Let A and B be events. It can be demonstrated that:
- If A lies within B's future-cone (i.e., B lies within A's past-cone), an observer will necessarily
measure A as occurring after B.
- If A lies within B's past-cone (i.e., B lies within A's future-cone), an observer will necessarily measure A
as occurring before B.
- If A does not lie within B's light-cone, there exists frames of reference (observers) in
which A follows B, and others in which B follows A.
Interpreting light cones as domains of causality, we see that there is a necessary, observer-independent order
between A and B only if one of A and B could cause the other.
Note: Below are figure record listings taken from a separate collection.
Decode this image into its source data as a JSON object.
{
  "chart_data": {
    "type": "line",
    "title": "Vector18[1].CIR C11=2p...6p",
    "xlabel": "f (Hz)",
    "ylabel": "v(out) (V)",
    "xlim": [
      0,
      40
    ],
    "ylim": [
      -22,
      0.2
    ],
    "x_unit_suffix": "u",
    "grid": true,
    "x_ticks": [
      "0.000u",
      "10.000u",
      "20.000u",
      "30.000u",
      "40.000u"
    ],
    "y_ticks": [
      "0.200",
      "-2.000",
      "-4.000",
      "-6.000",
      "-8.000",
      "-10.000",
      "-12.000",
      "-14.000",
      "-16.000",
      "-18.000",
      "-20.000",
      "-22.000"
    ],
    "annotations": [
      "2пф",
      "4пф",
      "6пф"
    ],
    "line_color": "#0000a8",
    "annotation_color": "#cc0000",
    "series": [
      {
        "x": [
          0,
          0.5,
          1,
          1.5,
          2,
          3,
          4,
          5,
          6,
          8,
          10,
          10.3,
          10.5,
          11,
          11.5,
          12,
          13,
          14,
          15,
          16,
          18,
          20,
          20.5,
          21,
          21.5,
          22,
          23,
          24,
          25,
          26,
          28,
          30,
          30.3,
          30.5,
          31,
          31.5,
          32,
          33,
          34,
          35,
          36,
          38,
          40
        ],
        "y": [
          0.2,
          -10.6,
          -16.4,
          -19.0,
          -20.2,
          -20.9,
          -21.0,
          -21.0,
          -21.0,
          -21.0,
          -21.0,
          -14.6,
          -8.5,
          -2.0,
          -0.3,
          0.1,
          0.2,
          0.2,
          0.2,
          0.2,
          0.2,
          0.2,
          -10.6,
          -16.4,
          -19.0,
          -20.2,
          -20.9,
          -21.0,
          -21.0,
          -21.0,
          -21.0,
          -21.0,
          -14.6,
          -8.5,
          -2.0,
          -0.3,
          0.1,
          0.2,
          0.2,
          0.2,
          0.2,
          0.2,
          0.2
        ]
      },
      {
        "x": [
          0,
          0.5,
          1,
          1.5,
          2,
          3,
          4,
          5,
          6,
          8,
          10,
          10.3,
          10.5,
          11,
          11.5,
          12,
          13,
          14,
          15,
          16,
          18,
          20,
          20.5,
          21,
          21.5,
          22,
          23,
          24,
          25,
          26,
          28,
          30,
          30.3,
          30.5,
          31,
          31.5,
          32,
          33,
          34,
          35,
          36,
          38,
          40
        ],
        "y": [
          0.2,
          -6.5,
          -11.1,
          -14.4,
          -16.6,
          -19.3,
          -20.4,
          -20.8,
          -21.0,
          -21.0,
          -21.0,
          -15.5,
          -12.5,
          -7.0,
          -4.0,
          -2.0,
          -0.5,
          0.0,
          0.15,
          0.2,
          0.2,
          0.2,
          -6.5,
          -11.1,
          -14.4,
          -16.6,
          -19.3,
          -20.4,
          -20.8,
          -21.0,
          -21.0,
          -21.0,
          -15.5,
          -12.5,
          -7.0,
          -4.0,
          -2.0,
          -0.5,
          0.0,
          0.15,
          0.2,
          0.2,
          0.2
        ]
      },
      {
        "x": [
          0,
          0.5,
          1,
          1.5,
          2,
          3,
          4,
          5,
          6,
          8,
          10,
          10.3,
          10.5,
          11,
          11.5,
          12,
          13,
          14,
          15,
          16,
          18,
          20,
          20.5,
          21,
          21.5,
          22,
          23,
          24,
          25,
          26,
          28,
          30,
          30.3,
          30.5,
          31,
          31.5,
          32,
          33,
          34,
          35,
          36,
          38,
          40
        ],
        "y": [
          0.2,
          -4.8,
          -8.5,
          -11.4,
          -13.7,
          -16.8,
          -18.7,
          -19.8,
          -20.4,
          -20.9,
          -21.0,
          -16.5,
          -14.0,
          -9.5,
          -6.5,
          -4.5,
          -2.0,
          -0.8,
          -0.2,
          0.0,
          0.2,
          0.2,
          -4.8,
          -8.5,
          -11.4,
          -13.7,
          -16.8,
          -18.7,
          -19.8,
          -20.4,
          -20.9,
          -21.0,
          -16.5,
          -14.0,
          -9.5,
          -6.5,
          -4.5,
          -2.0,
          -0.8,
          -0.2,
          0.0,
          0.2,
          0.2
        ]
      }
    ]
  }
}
This conclusion is very similar to that reached by
Kant in the Second Analogy: that we can only order events by virtue of causal relationships. The
parallel is not exact, of course: SR speaks of ``possible causality'' while Kant speaks of ``necessary causality''. However, it is interesting to observe Kant's ``Copernican'' philosophy as the first step towards another revolutionary model of the universe over a hundred years later.
Conclusion
The Second Analogy has been set up to do a very difficult task: dispel Hume's scepticism concerning
cause and effect. It is thus not at all surprising that it not succeed in this task. That failure, though, is not
a total one: Kant has provided a persuasive argument for the possibility of a priori
causality, and has thus partially answered Hume's first question. Kant's answer to the
second question, however, is unsatisfactory: the suggestion that science works to find causal relationships that
we, deep down, already know is naïve, if not slightly offensive. On the whole, though, the Second Analogy has
contributed much to metaphysics and science---not only does it provide an alternative to Humean scepticism, but it
lays the groundwork for one of the most important scientific theories of the twentieth century.